O relator da reforma política, Vicente Cândido (PT-SP), foi convidado a almoçar no gabinete do senador Renan Calheiros (PMDB-AL), com o presidente do Senado, Eunício Oliveira (PMDB-CE), e o senador Jader Barbalho (PMDB-PA).
O grupo avaliou que, com a revisão das metas de deficit e os indicadores econômicos deteriorados, é impossível convencer o eleitorado a doar para eleger a atual classe política.
A recusa do Senado em relação ao tema fez o presidente da Câmara, Rodrigo Maia, rever a decisão de colocar a reforma toda em votação.
Em reunião com parlamentares próximos, afirmou que não poderia permitir esse desgaste à Câmara.
“Não podemos deixar que eles apareçam como os bonzinhos que derrubaram o fundão aprovado por nós”, disse Maia a colegas.
Para Eunício Oliveira, o melhor seria o retorno do financiamento privado de campanha, mas correligionários entendem que a mudança é inviável.

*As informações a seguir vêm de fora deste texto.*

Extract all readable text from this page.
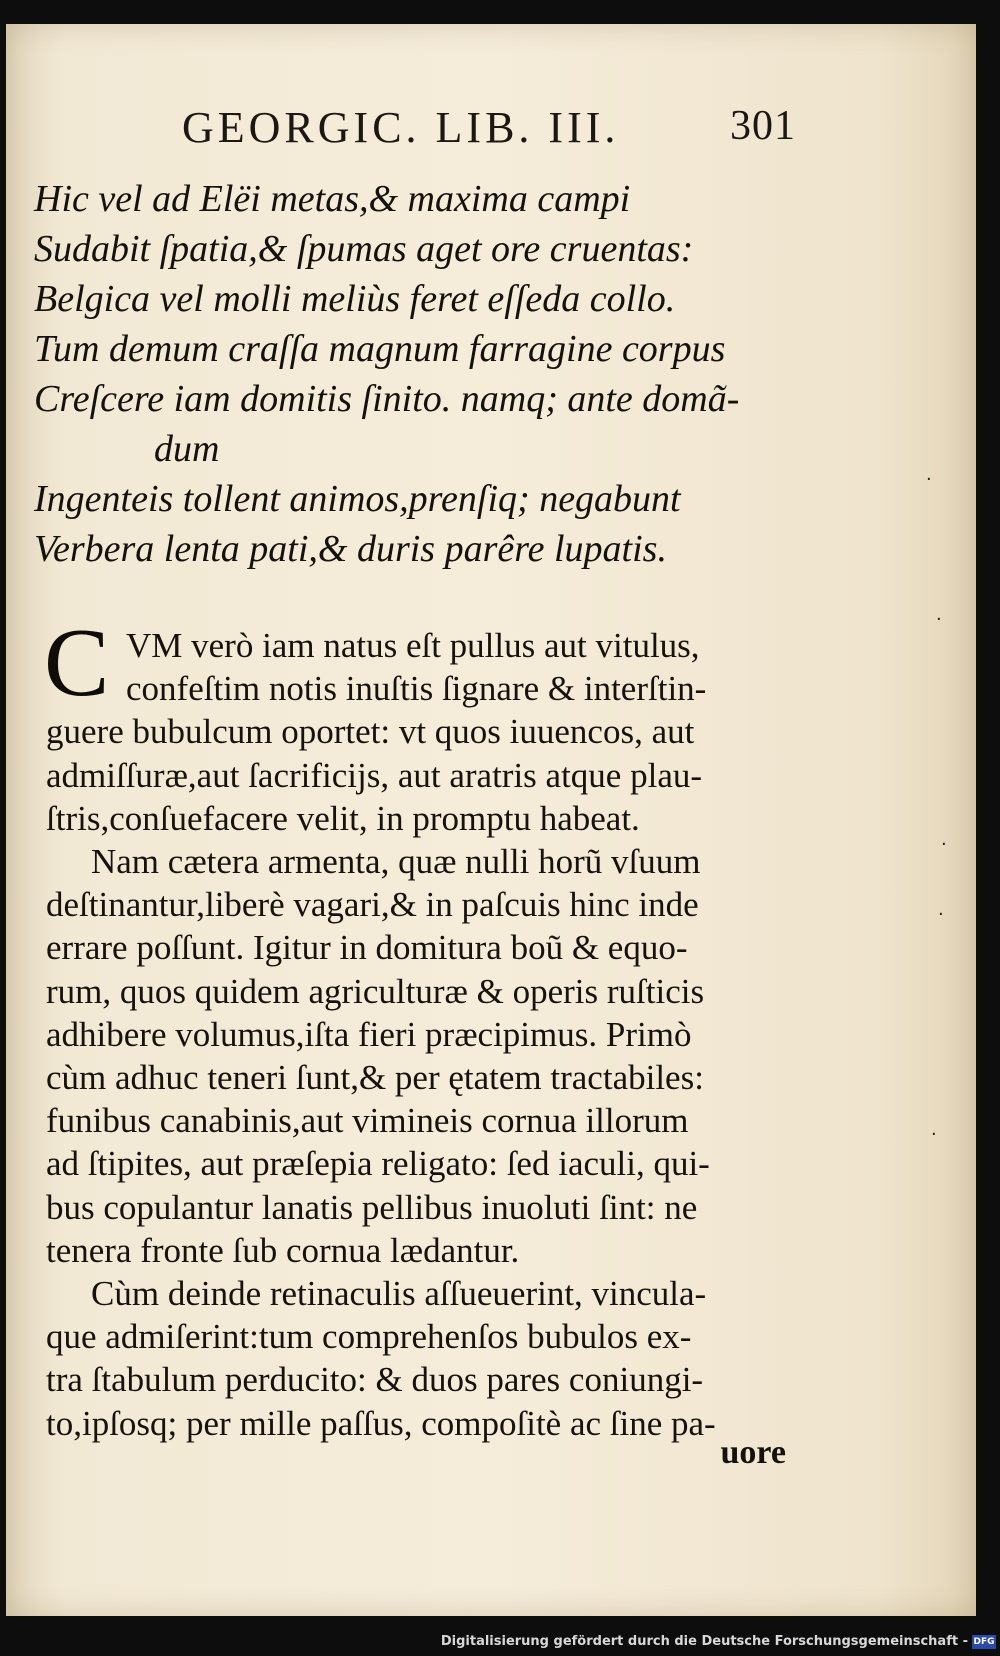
GEORGIC. LIB. III.	301
Hic vel ad Elëi metas,& maxima campi
Sudabit ſpatia,& ſpumas aget ore cruentas:
Belgica vel molli meliùs feret eſſeda collo.
Tum demum craſſa magnum farragine corpus
Creſcere iam domitis ſinito. namq; ante domã-
dum
Ingenteis tollent animos,prenſiq; negabunt
Verbera lenta pati,& duris parêre lupatis.
C VM verò iam natus eſt pullus aut vitulus,
confeſtim notis inuſtis ſignare & interſtin-
guere bubulcum oportet: vt quos iuuencos, aut
admiſſuræ,aut ſacrificijs, aut aratris atque plau-
ſtris,conſuefacere velit, in promptu habeat.
Nam cætera armenta, quæ nulli horũ vſuum
deſtinantur,liberè vagari,& in paſcuis hinc inde
errare poſſunt. Igitur in domitura boũ & equo-
rum, quos quidem agriculturæ & operis ruſticis
adhibere volumus,iſta fieri præcipimus. Primò
cùm adhuc teneri ſunt,& per ętatem tractabiles:
funibus canabinis,aut vimineis cornua illorum
ad ſtipites, aut præſepia religato: ſed iaculi, qui-
bus copulantur lanatis pellibus inuoluti ſint: ne
tenera fronte ſub cornua lædantur.
Cùm deinde retinaculis aſſueuerint, vincula-
que admiſerint:tum comprehenſos bubulos ex-
tra ſtabulum perducito: & duos pares coniungi-
to,ipſosq; per mille paſſus, compoſitè ac ſine pa-
uore
·
·
·
·
·
Digitalisierung gefördert durch die Deutsche Forschungsgemeinschaft - DFG
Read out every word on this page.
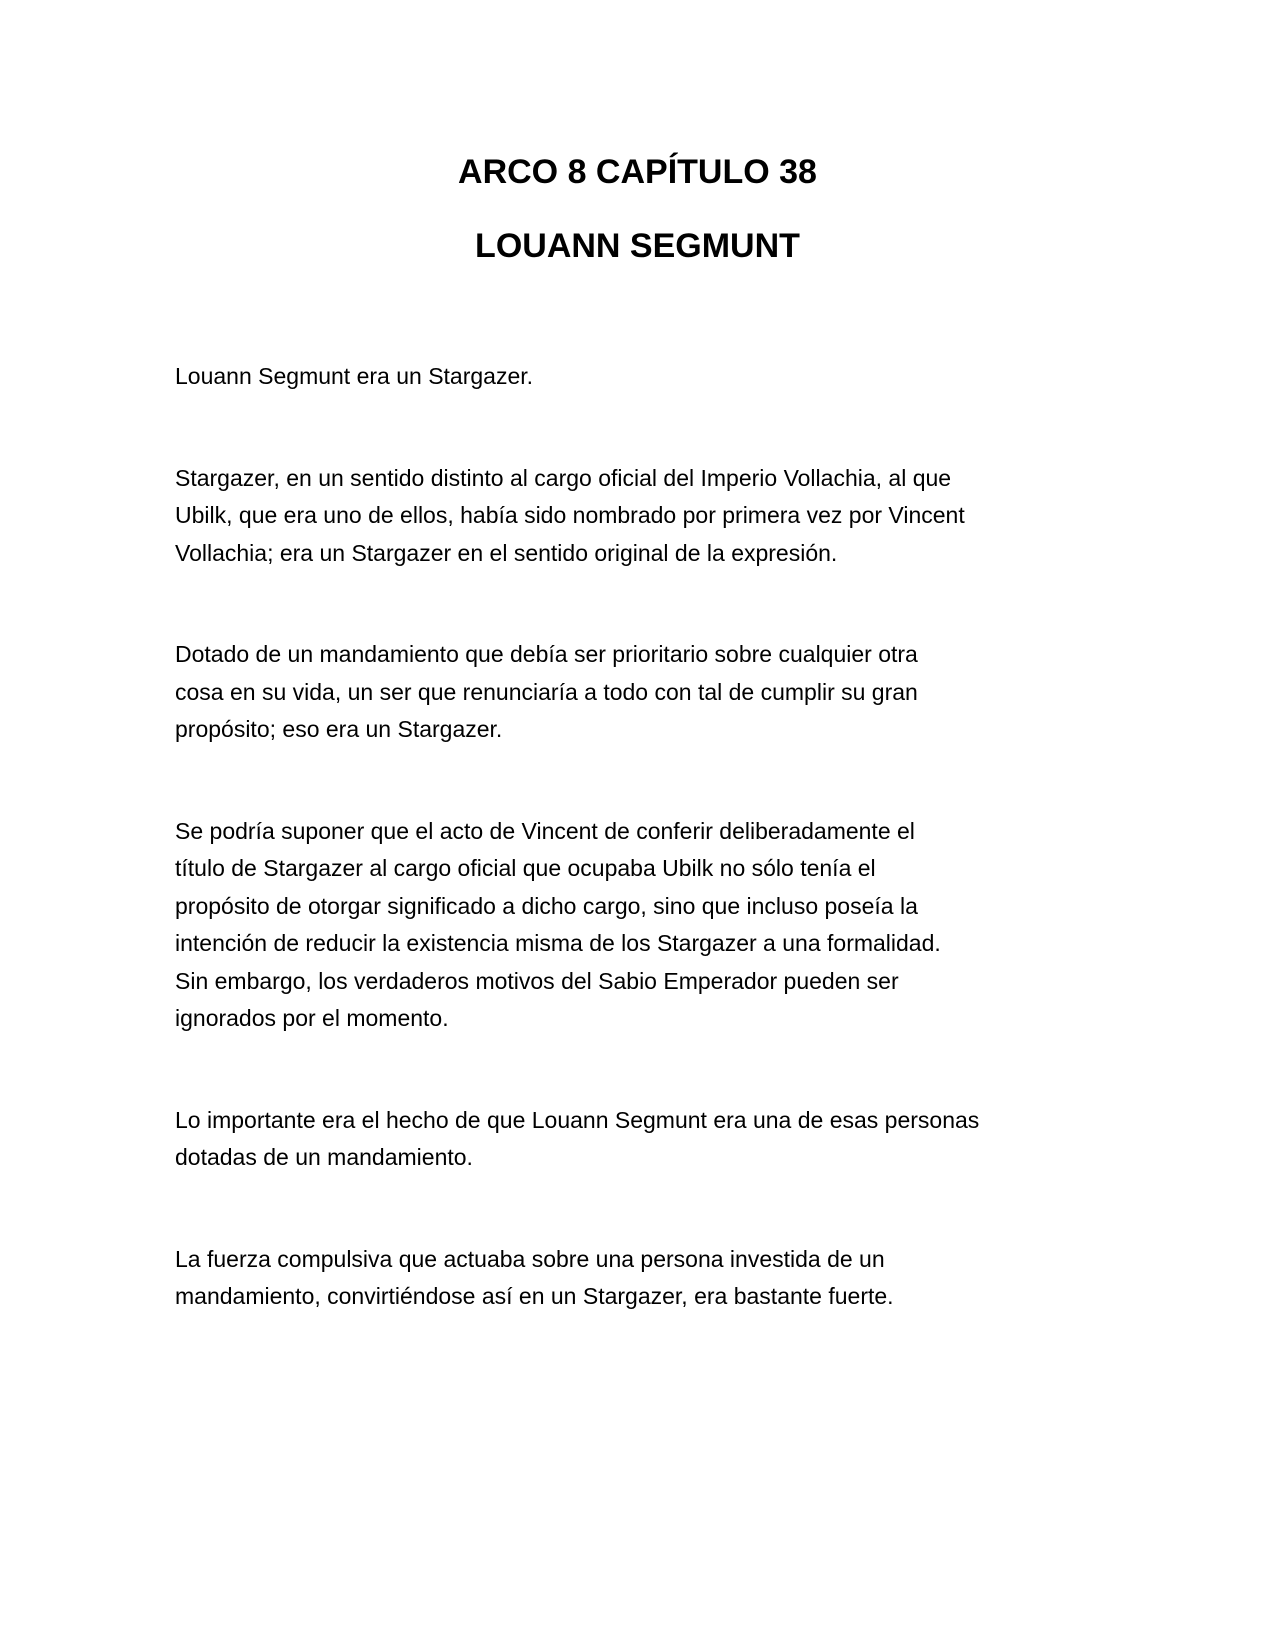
ARCO 8 CAPÍTULO 38
LOUANN SEGMUNT

Louann Segmunt era un Stargazer.

Stargazer, en un sentido distinto al cargo oficial del Imperio Vollachia, al que
Ubilk, que era uno de ellos, había sido nombrado por primera vez por Vincent
Vollachia; era un Stargazer en el sentido original de la expresión.

Dotado de un mandamiento que debía ser prioritario sobre cualquier otra
cosa en su vida, un ser que renunciaría a todo con tal de cumplir su gran
propósito; eso era un Stargazer.

Se podría suponer que el acto de Vincent de conferir deliberadamente el
título de Stargazer al cargo oficial que ocupaba Ubilk no sólo tenía el
propósito de otorgar significado a dicho cargo, sino que incluso poseía la
intención de reducir la existencia misma de los Stargazer a una formalidad.
Sin embargo, los verdaderos motivos del Sabio Emperador pueden ser
ignorados por el momento.

Lo importante era el hecho de que Louann Segmunt era una de esas personas
dotadas de un mandamiento.

La fuerza compulsiva que actuaba sobre una persona investida de un
mandamiento, convirtiéndose así en un Stargazer, era bastante fuerte.
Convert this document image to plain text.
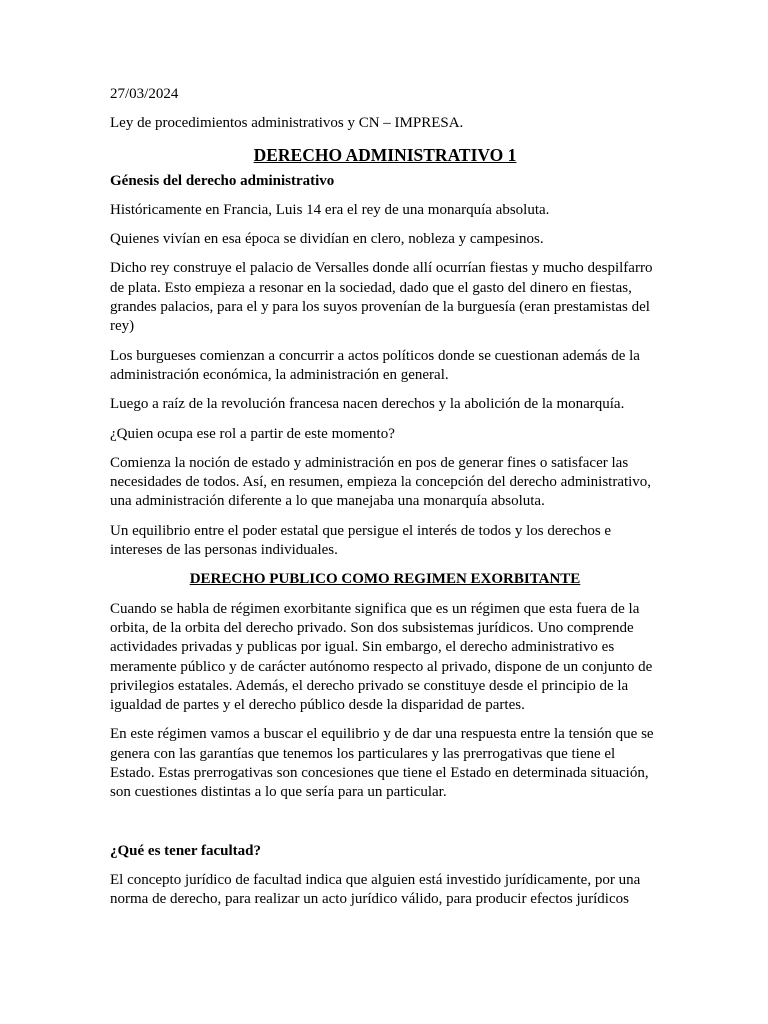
27/03/2024

Ley de procedimientos administrativos y CN – IMPRESA.

DERECHO ADMINISTRATIVO 1
Génesis del derecho administrativo

Históricamente en Francia, Luis 14 era el rey de una monarquía absoluta.

Quienes vivían en esa época se dividían en clero, nobleza y campesinos.

Dicho rey construye el palacio de Versalles donde allí ocurrían fiestas y mucho despilfarro de plata. Esto empieza a resonar en la sociedad, dado que el gasto del dinero en fiestas, grandes palacios, para el y para los suyos provenían de la burguesía (eran prestamistas del rey)

Los burgueses comienzan a concurrir a actos políticos donde se cuestionan además de la administración económica, la administración en general.

Luego a raíz de la revolución francesa nacen derechos y la abolición de la monarquía.

¿Quien ocupa ese rol a partir de este momento?

Comienza la noción de estado y administración en pos de generar fines o satisfacer las necesidades de todos. Así, en resumen, empieza la concepción del derecho administrativo, una administración diferente a lo que manejaba una monarquía absoluta.

Un equilibrio entre el poder estatal que persigue el interés de todos y los derechos e intereses de las personas individuales.

DERECHO PUBLICO COMO REGIMEN EXORBITANTE

Cuando se habla de régimen exorbitante significa que es un régimen que esta fuera de la orbita, de la orbita del derecho privado. Son dos subsistemas jurídicos. Uno comprende actividades privadas y publicas por igual. Sin embargo, el derecho administrativo es meramente público y de carácter autónomo respecto al privado, dispone de un conjunto de privilegios estatales. Además, el derecho privado se constituye desde el principio de la igualdad de partes y el derecho público desde la disparidad de partes.

En este régimen vamos a buscar el equilibrio y de dar una respuesta entre la tensión que se genera con las garantías que tenemos los particulares y las prerrogativas que tiene el Estado. Estas prerrogativas son concesiones que tiene el Estado en determinada situación, son cuestiones distintas a lo que sería para un particular.

¿Qué es tener facultad?

El concepto jurídico de facultad indica que alguien está investido jurídicamente, por una norma de derecho, para realizar un acto jurídico válido, para producir efectos jurídicos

“Com a Lava-Jato aí, quem vai doar alguma coisa para os políticos? Tudo vai ser rastreado e vão querer saber de onde veio cada centavo”, disse Renan Calheiros.
Por isso, o ex-presidente do Senado defende um modelo misto: financiamento por empresas — com regras e limites claros — e público. A ideia deve nortear os debates quando a proposta chegar ao Senado.
Críticas
A Ordem dos Advogados do Brasil (OAB) é contrária à reforma política que tramita na Câmara.
De acordo com o presidente da entidade, Claudio Lamachia, a mudança mais grave é a que prevê a possibilidade de se ocultar doações de pessoas físicas em campanhas eleitorais.
A proposta permite ao doador pedir que o nome seja ocultado, com acesso apenas da Justiça Eleitoral e de órgãos de controle.
“Se a medida for aprovada, vamos levar ao STF. A ocultação do nome dos doadores fere princípios constitucionais e até mesmo a moralidade”, destacou.